Depending on the size of a retail business, the amount of goods with the organization can number in the hundreds of thousands. Receiving the goods takes a well managed and operated logistics team. The logistics team must understand the laws of economics and possess fluency in the laws of supply and demand.
The basic economic principles of Supply and Demand states, “if supply is high and demand is low, a surplus is inevitable and the costs of goods plummet” and “if demand is high and supply if low, costs will rise”. Supply and demand is relevant to a retail business since this principle relates to their receiving process, direct store delivery.
Direct store delivery is a process in which vendors and suppliers deliver goods to an establishment. In turn, the establishment sells the merchandise through a point of sale system.
With optimal conditions, a well run direct store delivery process will balance out the laws of supply and demand. Unfortunately, real world problems occur. The role of the business is to identify problems proactively and create action plans to prevent repeat performance. So what must be identified to prevent lapses in the direct store delivery process?
Vendors are the key ingredient in a successful direct store delivery process. Vendor/suppliers deliver the products thus the start to the supply/demand wheel. A business has to set up specific time for delivery and the vendors must abide by those times. If not, they lose their time slot and potentially lower the supply. Ultimately the demand for a particular product will be lowered if customers expect the product at a certain point and the vendor/supplier cannot deliver.
Never allow the vendor/supplier to substitute one product for another. The business should be the sounding voice in substitution issues. Once the power to decide falls into the hands of the vendor/supplier, the business has failed at identifying direct store delivery problems.
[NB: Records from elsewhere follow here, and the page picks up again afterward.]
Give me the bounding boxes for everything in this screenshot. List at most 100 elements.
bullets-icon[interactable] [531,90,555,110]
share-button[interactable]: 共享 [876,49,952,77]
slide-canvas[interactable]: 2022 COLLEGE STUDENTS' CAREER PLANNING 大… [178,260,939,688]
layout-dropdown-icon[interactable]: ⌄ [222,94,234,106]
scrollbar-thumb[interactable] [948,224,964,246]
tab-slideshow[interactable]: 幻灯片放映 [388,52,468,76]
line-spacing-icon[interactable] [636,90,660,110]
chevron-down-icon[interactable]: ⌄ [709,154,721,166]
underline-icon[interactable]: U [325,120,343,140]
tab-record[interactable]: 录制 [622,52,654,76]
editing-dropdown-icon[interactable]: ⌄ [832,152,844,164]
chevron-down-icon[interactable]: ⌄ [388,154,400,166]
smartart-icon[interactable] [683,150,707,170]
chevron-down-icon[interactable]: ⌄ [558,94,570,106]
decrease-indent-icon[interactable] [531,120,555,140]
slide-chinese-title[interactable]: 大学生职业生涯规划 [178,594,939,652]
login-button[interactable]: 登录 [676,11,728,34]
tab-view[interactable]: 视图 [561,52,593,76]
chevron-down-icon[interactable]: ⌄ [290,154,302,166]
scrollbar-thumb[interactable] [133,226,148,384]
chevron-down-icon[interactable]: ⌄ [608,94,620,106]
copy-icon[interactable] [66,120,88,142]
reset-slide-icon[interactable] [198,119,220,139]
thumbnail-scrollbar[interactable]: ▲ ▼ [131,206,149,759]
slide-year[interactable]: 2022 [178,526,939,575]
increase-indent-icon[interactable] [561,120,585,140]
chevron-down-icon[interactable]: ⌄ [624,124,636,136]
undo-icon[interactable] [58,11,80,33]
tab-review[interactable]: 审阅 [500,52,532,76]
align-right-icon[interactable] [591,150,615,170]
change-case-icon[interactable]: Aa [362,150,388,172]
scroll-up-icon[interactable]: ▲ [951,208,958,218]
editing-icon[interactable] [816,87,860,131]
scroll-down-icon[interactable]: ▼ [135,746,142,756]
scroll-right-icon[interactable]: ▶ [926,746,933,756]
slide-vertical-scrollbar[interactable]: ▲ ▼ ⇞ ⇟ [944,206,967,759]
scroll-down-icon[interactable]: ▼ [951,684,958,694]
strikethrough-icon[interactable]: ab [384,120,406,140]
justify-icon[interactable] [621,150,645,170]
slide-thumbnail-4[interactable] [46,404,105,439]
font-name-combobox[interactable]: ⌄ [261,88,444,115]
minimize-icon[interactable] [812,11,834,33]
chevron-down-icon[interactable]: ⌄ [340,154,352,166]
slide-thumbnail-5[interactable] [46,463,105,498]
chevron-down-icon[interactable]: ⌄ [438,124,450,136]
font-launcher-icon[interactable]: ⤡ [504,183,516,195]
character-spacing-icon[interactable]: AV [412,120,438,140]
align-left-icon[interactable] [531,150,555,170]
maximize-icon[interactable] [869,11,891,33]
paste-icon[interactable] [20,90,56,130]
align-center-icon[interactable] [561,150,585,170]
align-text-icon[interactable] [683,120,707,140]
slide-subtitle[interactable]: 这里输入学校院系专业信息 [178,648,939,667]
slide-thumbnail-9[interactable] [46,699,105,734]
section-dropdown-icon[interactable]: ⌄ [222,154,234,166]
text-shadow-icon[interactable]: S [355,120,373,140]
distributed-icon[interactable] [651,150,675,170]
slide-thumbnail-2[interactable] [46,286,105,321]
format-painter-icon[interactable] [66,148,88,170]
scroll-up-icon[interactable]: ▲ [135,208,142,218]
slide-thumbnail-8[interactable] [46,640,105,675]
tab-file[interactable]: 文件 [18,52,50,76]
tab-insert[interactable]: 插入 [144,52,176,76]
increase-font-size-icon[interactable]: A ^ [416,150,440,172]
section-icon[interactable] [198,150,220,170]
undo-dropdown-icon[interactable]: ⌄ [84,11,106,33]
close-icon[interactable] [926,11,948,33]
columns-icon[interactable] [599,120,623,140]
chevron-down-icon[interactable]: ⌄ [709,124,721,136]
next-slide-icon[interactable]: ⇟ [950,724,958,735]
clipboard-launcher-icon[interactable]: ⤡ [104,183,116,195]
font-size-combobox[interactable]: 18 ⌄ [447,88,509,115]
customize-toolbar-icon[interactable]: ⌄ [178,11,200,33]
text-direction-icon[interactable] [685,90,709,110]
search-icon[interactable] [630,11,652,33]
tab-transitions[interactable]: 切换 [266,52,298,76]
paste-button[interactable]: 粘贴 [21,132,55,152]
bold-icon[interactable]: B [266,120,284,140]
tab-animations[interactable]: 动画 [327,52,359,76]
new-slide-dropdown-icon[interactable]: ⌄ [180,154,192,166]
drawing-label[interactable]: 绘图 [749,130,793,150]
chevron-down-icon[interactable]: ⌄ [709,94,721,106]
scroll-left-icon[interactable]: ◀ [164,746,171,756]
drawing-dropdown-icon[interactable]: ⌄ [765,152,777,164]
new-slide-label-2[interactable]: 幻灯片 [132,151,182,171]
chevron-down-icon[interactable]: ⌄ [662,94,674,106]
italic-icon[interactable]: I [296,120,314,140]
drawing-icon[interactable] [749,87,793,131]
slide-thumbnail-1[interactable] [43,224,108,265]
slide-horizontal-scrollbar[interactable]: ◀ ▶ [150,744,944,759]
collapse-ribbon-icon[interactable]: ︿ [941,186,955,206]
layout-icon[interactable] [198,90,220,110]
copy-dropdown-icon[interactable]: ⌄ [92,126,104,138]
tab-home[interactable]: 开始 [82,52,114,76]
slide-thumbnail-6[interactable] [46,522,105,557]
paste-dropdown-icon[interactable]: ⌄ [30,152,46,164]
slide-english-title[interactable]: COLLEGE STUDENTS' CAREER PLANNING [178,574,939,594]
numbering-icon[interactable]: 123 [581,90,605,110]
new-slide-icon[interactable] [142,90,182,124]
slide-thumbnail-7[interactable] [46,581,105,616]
An effect of supply and demand revolves around prices. Work with vendors/suppliers if pricing is not aligned with in your market. Most vendors/suppliers work with several direct store delivery operation. Even though they will not be able to share other company’s prices, they will be able to adjust prices once your business has identified pricing variances.
Within the direct store delivery process, the business unit has to have an acute attention to detail. The record keeping must be without the slightest error, from the vendor/supplier or the business. The merchant has to understand what is being sold in the facility and be aware if the item is corrupting the supply and demand wheel.
For example, if the vendor/supplier provides the merchant with 100 widgets per day. The merchant only sell 10 widgets per day. If the merchant does not address the direct store delivery opportunity, the supply will be higher than the demand, potentially forcing the price to be driven down.
How do the merchant and the vendor/supplier create an alignment to have a successful direct store delivery process? Both parties have to meet and express each other’s expectation in business. Most vendors/supplies have a contract so they are bound, but the vendor/supplier could possibly be in breach of contract if they don’t provide service and affect the merchant’s sales and profitability.
The direct store delivery process is a component of the supply and demand economic wheel. Remember, if a wheel has a missing piece, it cannot roll correctly. Don’t be this missing piece.